SUMMARY OF SIGNIFICANT ACCOUNTING POLICIES (CONT’D)
2.3
STANDARDS ISSUED BUT NOT YET EFFECTIVE (CONT’D)
The directors expect that the adoption of the standards and amendments above will have no material impact on the
financial statements in the period of initial application, except as discussed below:
FRS 115 Revenue from Contracts with Customers
FRS 115 establishes a five-step model that will apply to revenue arising from contracts with customers. Under FRS 115,
revenue is recognised at an amount that reflects the consideration which an entity expects to be entitled in exchange for
transferring goods or services to a customer. The principles in FRS 115 provide a more structured approach to measuring
and recognising revenue when the promised goods and services are transferred to the customer i.e. when performance
obligations are satisfied.
Either a full or modified retrospective application is required for annual periods beginning on or after 1 January 2018. The
Group is in the process of reviewing the implications of this standard.

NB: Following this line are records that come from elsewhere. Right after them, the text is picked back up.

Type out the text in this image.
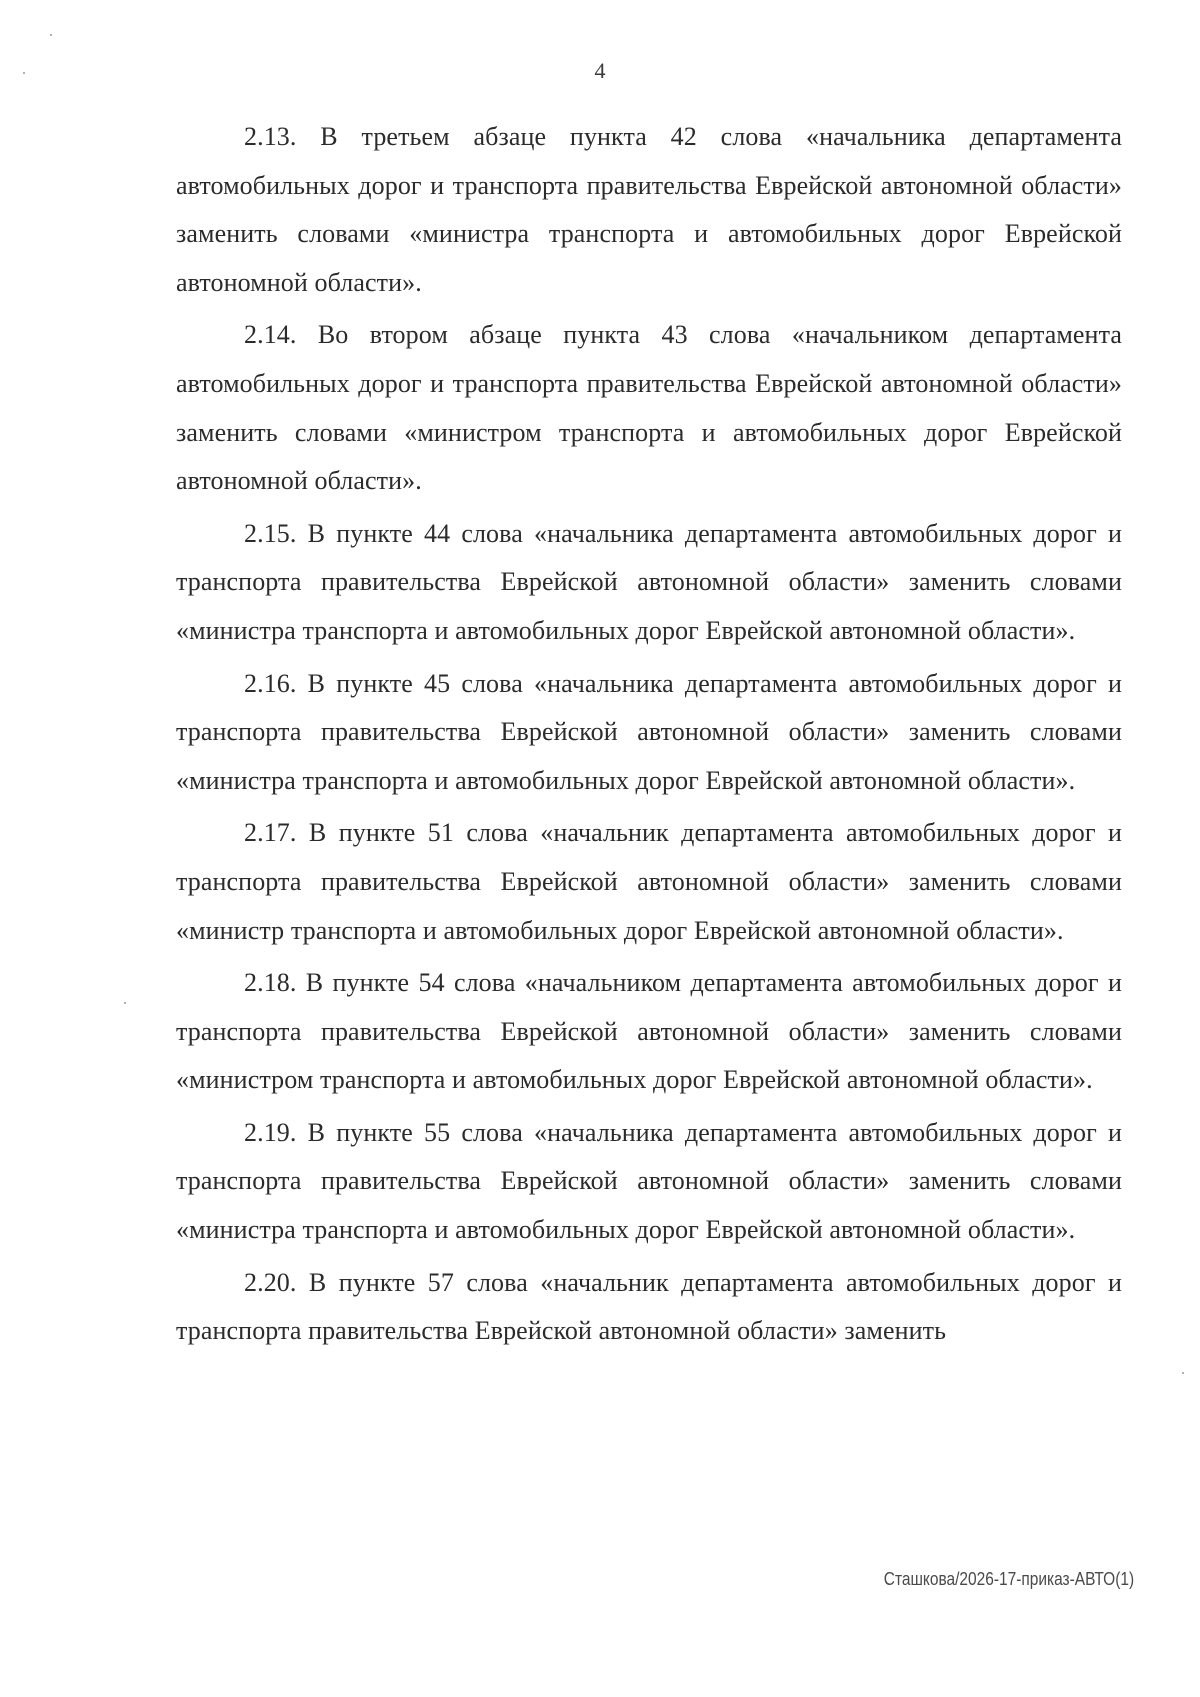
4

2.13. В третьем абзаце пункта 42 слова «начальника департамента автомобильных дорог и транспорта правительства Еврейской автономной области» заменить словами «министра транспорта и автомобильных дорог Еврейской автономной области».

2.14. Во втором абзаце пункта 43 слова «начальником департамента автомобильных дорог и транспорта правительства Еврейской автономной области» заменить словами «министром транспорта и автомобильных дорог Еврейской автономной области».

2.15. В пункте 44 слова «начальника департамента автомобильных дорог и транспорта правительства Еврейской автономной области» заменить словами «министра транспорта и автомобильных дорог Еврейской автономной области».

2.16. В пункте 45 слова «начальника департамента автомобильных дорог и транспорта правительства Еврейской автономной области» заменить словами «министра транспорта и автомобильных дорог Еврейской автономной области».

2.17. В пункте 51 слова «начальник департамента автомобильных дорог и транспорта правительства Еврейской автономной области» заменить словами «министр транспорта и автомобильных дорог Еврейской автономной области».

2.18. В пункте 54 слова «начальником департамента автомобильных дорог и транспорта правительства Еврейской автономной области» заменить словами «министром транспорта и автомобильных дорог Еврейской автономной области».

2.19. В пункте 55 слова «начальника департамента автомобильных дорог и транспорта правительства Еврейской автономной области» заменить словами «министра транспорта и автомобильных дорог Еврейской автономной области».

2.20. В пункте 57 слова «начальник департамента автомобильных дорог и транспорта правительства Еврейской автономной области» заменить

Сташкова/2026-17-приказ-АВТО(1)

FRS 109 Financial Instruments
FRS 109 introduces new requirements for classification and measurement of financial assets, impairment of financial assets
and hedge accounting. Financial assets are classified according to their contractual cash flow characteristics and the
business model under which they are held. The impairment requirements in FRS 109 are based on an expected credit
loss model and replace the FRS 39 incurred loss model. Adopting the expected credit losses requirements will require the
Group to make changes to its current systems and processes.

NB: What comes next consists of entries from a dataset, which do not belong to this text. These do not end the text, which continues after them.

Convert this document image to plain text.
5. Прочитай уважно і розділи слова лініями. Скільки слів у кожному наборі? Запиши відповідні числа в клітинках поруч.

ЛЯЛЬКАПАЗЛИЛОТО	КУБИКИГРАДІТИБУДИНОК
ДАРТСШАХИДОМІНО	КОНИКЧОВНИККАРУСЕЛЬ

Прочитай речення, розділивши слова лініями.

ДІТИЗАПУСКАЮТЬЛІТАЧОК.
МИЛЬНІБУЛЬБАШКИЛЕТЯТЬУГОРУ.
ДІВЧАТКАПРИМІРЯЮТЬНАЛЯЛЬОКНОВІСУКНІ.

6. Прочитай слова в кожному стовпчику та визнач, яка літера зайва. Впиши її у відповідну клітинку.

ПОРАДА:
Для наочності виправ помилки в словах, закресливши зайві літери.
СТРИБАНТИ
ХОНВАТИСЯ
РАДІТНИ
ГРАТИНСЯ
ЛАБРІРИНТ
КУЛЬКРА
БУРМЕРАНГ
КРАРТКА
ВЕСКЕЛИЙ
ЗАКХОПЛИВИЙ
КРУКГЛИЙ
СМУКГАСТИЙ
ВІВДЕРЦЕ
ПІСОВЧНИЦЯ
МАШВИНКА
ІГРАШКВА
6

FRS 109 is effective for annual periods beginning on or after 1 January 2018. Retrospective application is required, but
comparative information is not compulsory. The Group is in the process of reviewing the implications of this standard.
2.4
BASIS OF CONSOLIDATION AND BUSINESS COMBINATIONS
(a)
Basis of consolidation
The consolidated financial statements comprise the financial statements of the Company and its subsidiaries as
at the end of the reporting period. The financial statements of the subsidiaries used in the preparation of the
consolidated financial statements are prepared for the same reporting date as the Company. Consistent accounting
policies are applied to like transactions and events in similar circumstances.

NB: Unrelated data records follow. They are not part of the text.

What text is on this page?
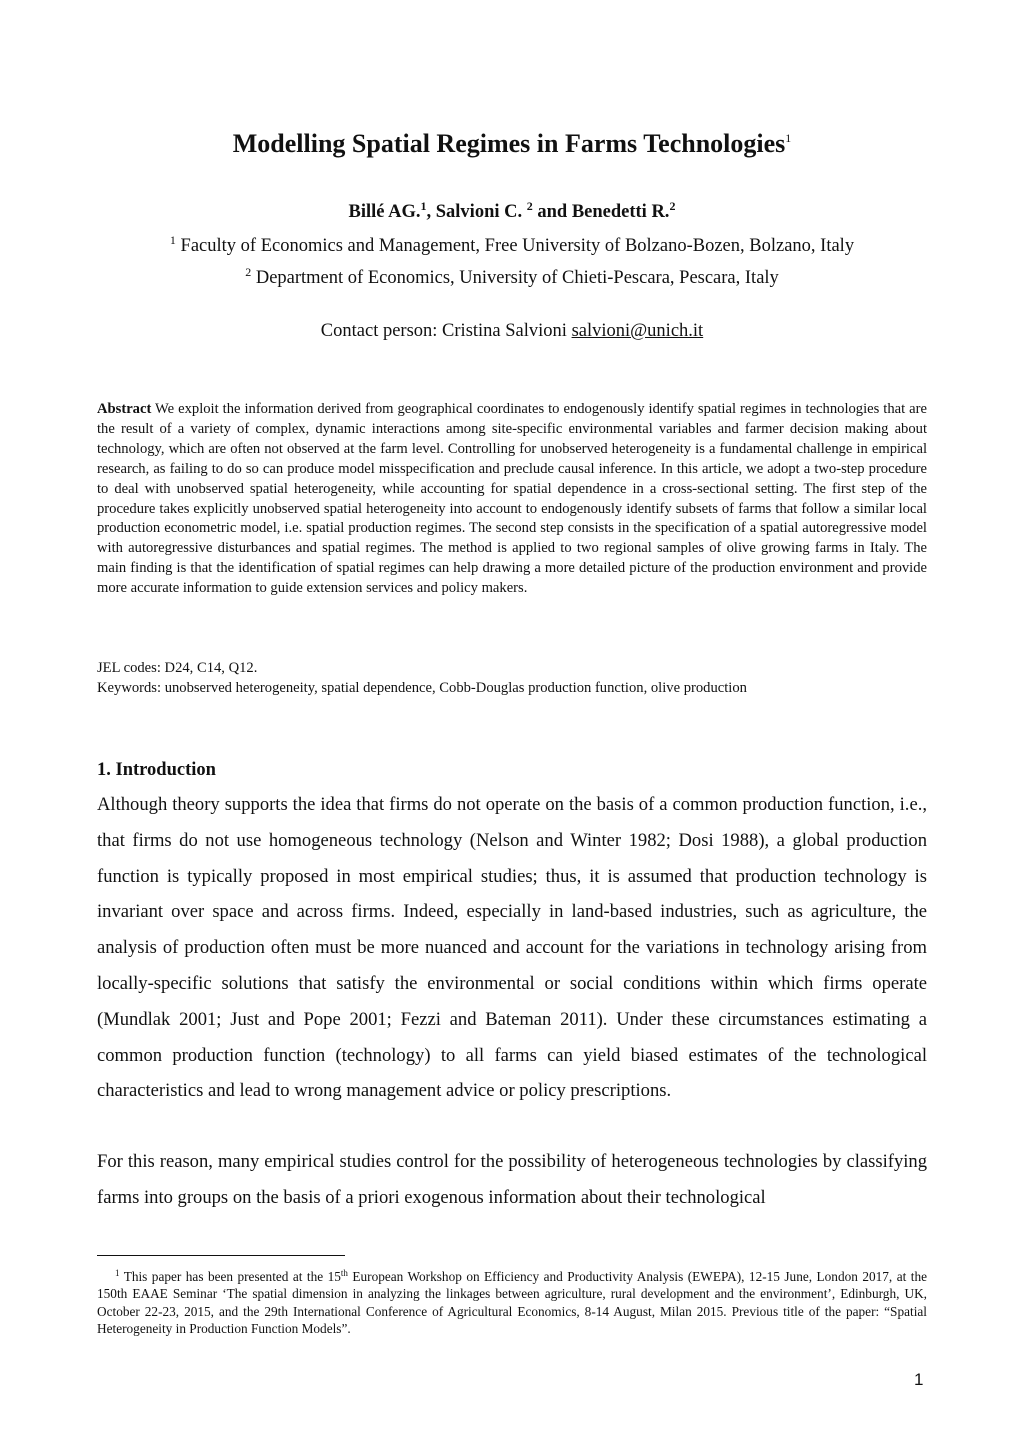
Modelling Spatial Regimes in Farms Technologies$^1$
Billé AG.$^1$, Salvioni C. $^2$ and Benedetti R.$^2$
$^1$ Faculty of Economics and Management, Free University of Bolzano-Bozen, Bolzano, Italy
$^2$ Department of Economics, University of Chieti-Pescara, Pescara, Italy
Contact person: Cristina Salvioni salvioni@unich.it

Abstract We exploit the information derived from geographical coordinates to endogenously identify spatial regimes in technologies that are the result of a variety of complex, dynamic interactions among site-specific environmental variables and farmer decision making about technology, which are often not observed at the farm level. Controlling for unobserved heterogeneity is a fundamental challenge in empirical research, as failing to do so can produce model misspecification and preclude causal inference. In this article, we adopt a two-step procedure to deal with unobserved spatial heterogeneity, while accounting for spatial dependence in a cross-sectional setting. The first step of the procedure takes explicitly unobserved spatial heterogeneity into account to endogenously identify subsets of farms that follow a similar local production econometric model, i.e. spatial production regimes. The second step consists in the specification of a spatial autoregressive model with autoregressive disturbances and spatial regimes. The method is applied to two regional samples of olive growing farms in Italy. The main finding is that the identification of spatial regimes can help drawing a more detailed picture of the production environment and provide more accurate information to guide extension services and policy makers.

JEL codes: D24, C14, Q12.
Keywords: unobserved heterogeneity, spatial dependence, Cobb-Douglas production function, olive production
1. Introduction

Although theory supports the idea that firms do not operate on the basis of a common production function, i.e., that firms do not use homogeneous technology (Nelson and Winter 1982; Dosi 1988), a global production function is typically proposed in most empirical studies; thus, it is assumed that production technology is invariant over space and across firms. Indeed, especially in land-based industries, such as agriculture, the analysis of production often must be more nuanced and account for the variations in technology arising from locally-specific solutions that satisfy the environmental or social conditions within which firms operate (Mundlak 2001; Just and Pope 2001; Fezzi and Bateman 2011). Under these circumstances estimating a common production function (technology) to all farms can yield biased estimates of the technological characteristics and lead to wrong management advice or policy prescriptions.

For this reason, many empirical studies control for the possibility of heterogeneous technologies by classifying farms into groups on the basis of a priori exogenous information about their technological

$^1$ This paper has been presented at the 15th European Workshop on Efficiency and Productivity Analysis (EWEPA), 12-15 June, London 2017, at the 150th EAAE Seminar ‘The spatial dimension in analyzing the linkages between agriculture, rural development and the environment’, Edinburgh, UK, October 22-23, 2015, and the 29th International Conference of Agricultural Economics, 8-14 August, Milan 2015. Previous title of the paper: “Spatial Heterogeneity in Production Function Models”.

1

All intra-group balances, income and expenses and unrealised gains and losses resulting from intra-group
transactions and dividends are eliminated in full.
Subsidiaries are consolidated from the date of acquisition, being the date on which the Group obtains control, and
continue to be consolidated until the date that such control ceases.
Losses within a subsidiary are attributed to the non-controlling interest even if that results in a deficit balance.